Quelques mois plus tard, le cinéaste Jean-Paul Le Chanois reviendra sur les lieux pour tourner Au cœur de la rage, formidable contrepoint aux archives de Félix Forestier, qui se déplace alors avec une petite caméra dotée de trois objectifs. Avec deux opérateurs, il sera aux côtés des maquisards jusqu’au bout, pour des images uniques témoignant de la Résistance. Ce numéro dense, foisonnant, consacré au maquis du Vercors est au diapason de la collection « Mystères d’archives » réalisée par Serge Viallet, et produite par l’Institut national de l’audiovisuel. Après trois saisons (depuis 2009) et trois années d’absence, elle revient avec dix épisodes (comprenant notamment la traque de Pancho Villa, Castro aux Nations unies ou encore les bagnes de Guyane). Les images de Félix Forestier ont été égarées puis oubliées avant d’être retrouvées en 2013, exhumées aujourd’hui. Un peu comme celles de Sydney Chaplin, frère de Charlie, constituant un autre volet de cette collection, sur le tournage du Dictateur. L’aîné de la fratrie vient alors, en janvier 1940, tourner quelques images à usage privé. Elles révèlent des scènes qui ne seront pas conservées dans le fameux chef-d’œuvre, des séquences de la scène du bal ou de batailles militaires, des gags tentés puis abandonnés. Ce sont là vingt minutes d’images disparues puis retrouvées, cinquante ans plus tard, dans un placard familial. Chaque fois, Serge Viallet, lui-même documentariste, interpellé par le sens de l’image, auteur notamment de Kwai et de Tokyo, le jour où la guerre s’arrêta (réalisateur aussi pour Médecins sans frontières), décompose l’image tel un puzzle. Il identifie les personnalités (pas forcément celles au premier plan), superpose les séquences, les confronte avec d’autres actualités, rapporte le contexte, ajoute des flash-back, cherche les clés. Qui, comment, pourquoi ? Parce que chaque image amène son enquête, est remise en question, se fait source de lecture.

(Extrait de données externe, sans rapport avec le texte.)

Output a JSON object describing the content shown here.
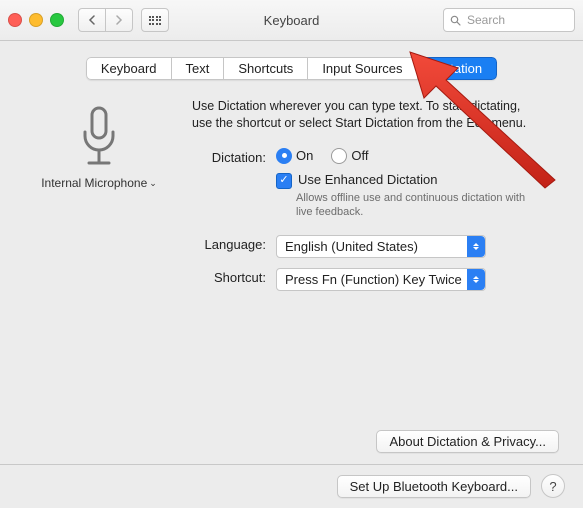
{
  "window": {
    "title": "Keyboard"
  },
  "search": {
    "placeholder": "Search"
  },
  "tabs": [
    "Keyboard",
    "Text",
    "Shortcuts",
    "Input Sources",
    "Dictation"
  ],
  "active_tab_index": 4,
  "microphone": {
    "label": "Internal Microphone"
  },
  "intro": {
    "line1": "Use Dictation wherever you can type text. To start dictating,",
    "line2": "use the shortcut or select Start Dictation from the Edit menu."
  },
  "dictation": {
    "label": "Dictation:",
    "on": "On",
    "off": "Off",
    "selected": "on",
    "enhanced_label": "Use Enhanced Dictation",
    "enhanced_checked": true,
    "enhanced_note": "Allows offline use and continuous dictation with live feedback."
  },
  "language": {
    "label": "Language:",
    "value": "English (United States)"
  },
  "shortcut": {
    "label": "Shortcut:",
    "value": "Press Fn (Function) Key Twice"
  },
  "buttons": {
    "about": "About Dictation & Privacy...",
    "bluetooth": "Set Up Bluetooth Keyboard...",
    "help": "?"
  },
  "annotation": {
    "type": "arrow",
    "color": "#ef3a2d",
    "target": "tab-dictation"
  }
}
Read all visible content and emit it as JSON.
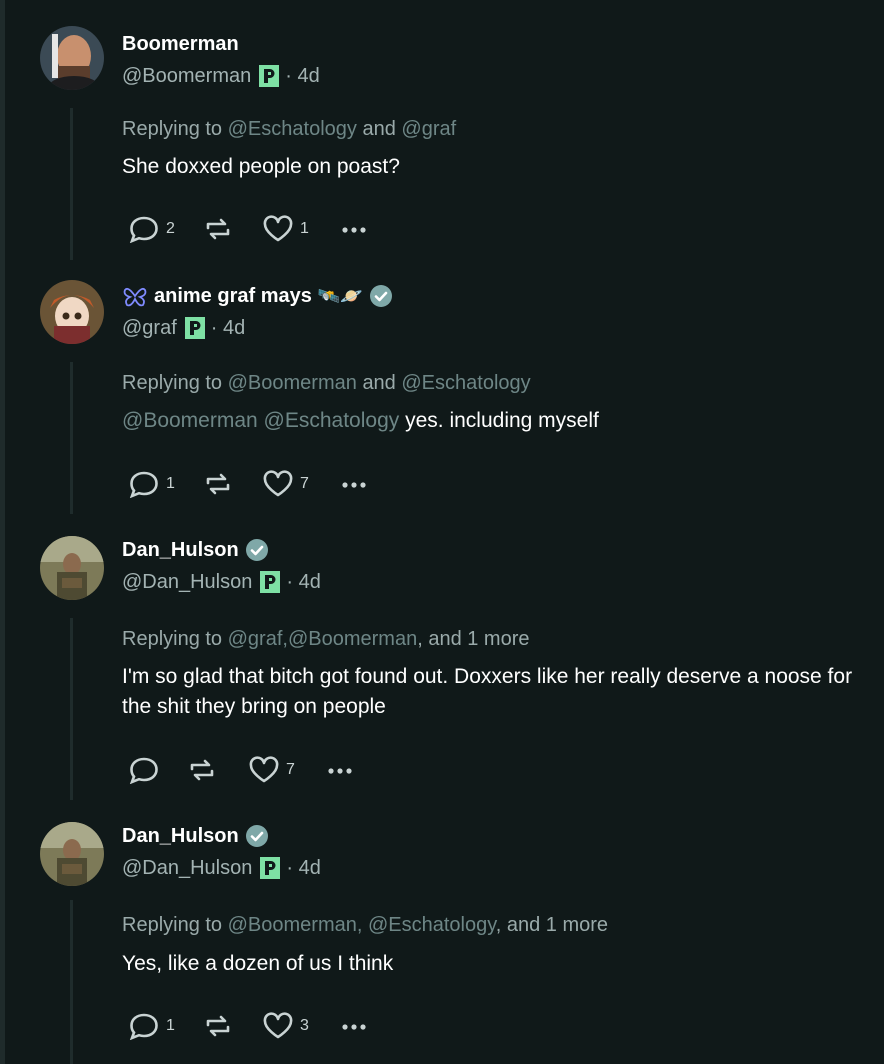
{
  "posts": [
    {
      "name": "Boomerman",
      "handle": "@Boomerman",
      "time": "· 4d",
      "replying_prefix": "Replying to",
      "replying_a": "@Eschatology",
      "replying_sep": "and",
      "replying_b": "@graf",
      "replying_tail": "",
      "body_mentions": "",
      "body": "She doxxed people on poast?",
      "replies": "2",
      "reposts": "",
      "likes": "1"
    },
    {
      "name": "anime graf mays",
      "name_emoji": "🛰️🪐",
      "handle": "@graf",
      "time": "· 4d",
      "replying_prefix": "Replying to",
      "replying_a": "@Boomerman",
      "replying_sep": "and",
      "replying_b": "@Eschatology",
      "replying_tail": "",
      "body_mentions": "@Boomerman @Eschatology",
      "body": "yes. including myself",
      "replies": "1",
      "reposts": "",
      "likes": "7"
    },
    {
      "name": "Dan_Hulson",
      "handle": "@Dan_Hulson",
      "time": "· 4d",
      "replying_prefix": "Replying to",
      "replying_a": "@graf,",
      "replying_sep": "",
      "replying_b": "@Boomerman",
      "replying_tail": ", and 1 more",
      "body_mentions": "",
      "body": "I'm so glad that bitch got found out. Doxxers like her really deserve a noose for the shit they bring on people",
      "replies": "",
      "reposts": "",
      "likes": "7"
    },
    {
      "name": "Dan_Hulson",
      "handle": "@Dan_Hulson",
      "time": "· 4d",
      "replying_prefix": "Replying to",
      "replying_a": "@Boomerman,",
      "replying_sep": "",
      "replying_b": "@Eschatology",
      "replying_tail": ", and 1 more",
      "body_mentions": "",
      "body": "Yes, like a dozen of us I think",
      "replies": "1",
      "reposts": "",
      "likes": "3"
    }
  ],
  "colors": {
    "background": "#101919",
    "mention": "#6e8686",
    "muted": "#a3b3b3",
    "verified": "#7fa8a8",
    "p_badge": "#7ee0a4"
  },
  "icons": {
    "reply": "reply-icon",
    "repost": "repost-icon",
    "like": "heart-icon",
    "more": "more-icon",
    "verified": "verified-icon",
    "badge": "p-badge-icon"
  }
}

Enquête, c’est peu dire, quand on sait que chaque sujet est fouillé durant deux années. Travail d’archéologie et de police scientifique. Telle est la vocation de cette collection résolument pédagogique, prenant quelques allures du « Dessous des cartes » de Jean-Christophe Victor, et dont le pendant, surtout, serait « Palettes », d’Alain Jaubert, époustouflant décryptage de la peinture. Ça vaut pour l’image animée. « Il y a parfois, dans l’information, des images véhiculées qu’il faut avoir le temps d’observer, remarque Serge Viallet. C’est comme un vase étrusque enfoui sous terre, en petits morceaux, qu’on recolle pour qu’il existe à nouveau ! Les images font notre mémoire, mais il est bon de les revisiter, de les observer autrement.  » D’autant qu’on regarde 25 images par seconde sans rien voir de celles qui nous aveuglent. Une invitation au décryptage, donc, « dans un quotidien bombardé d’images, poursuit Serge Viallet. Il s’agit de les mettre à distance, de savoir les lire, d’être moins émotif devant elles, de les désacraliser enfin ! ». Pas étonnant, alors, de trouver une collaboration entre le cinéaste Rithy Panh, taraudé par le sens des images, et Serge Viallet, s’efforçant avec lui, à l’occasion, « non pas d’illustrer ces images, mais de les faire parler au plus loin ».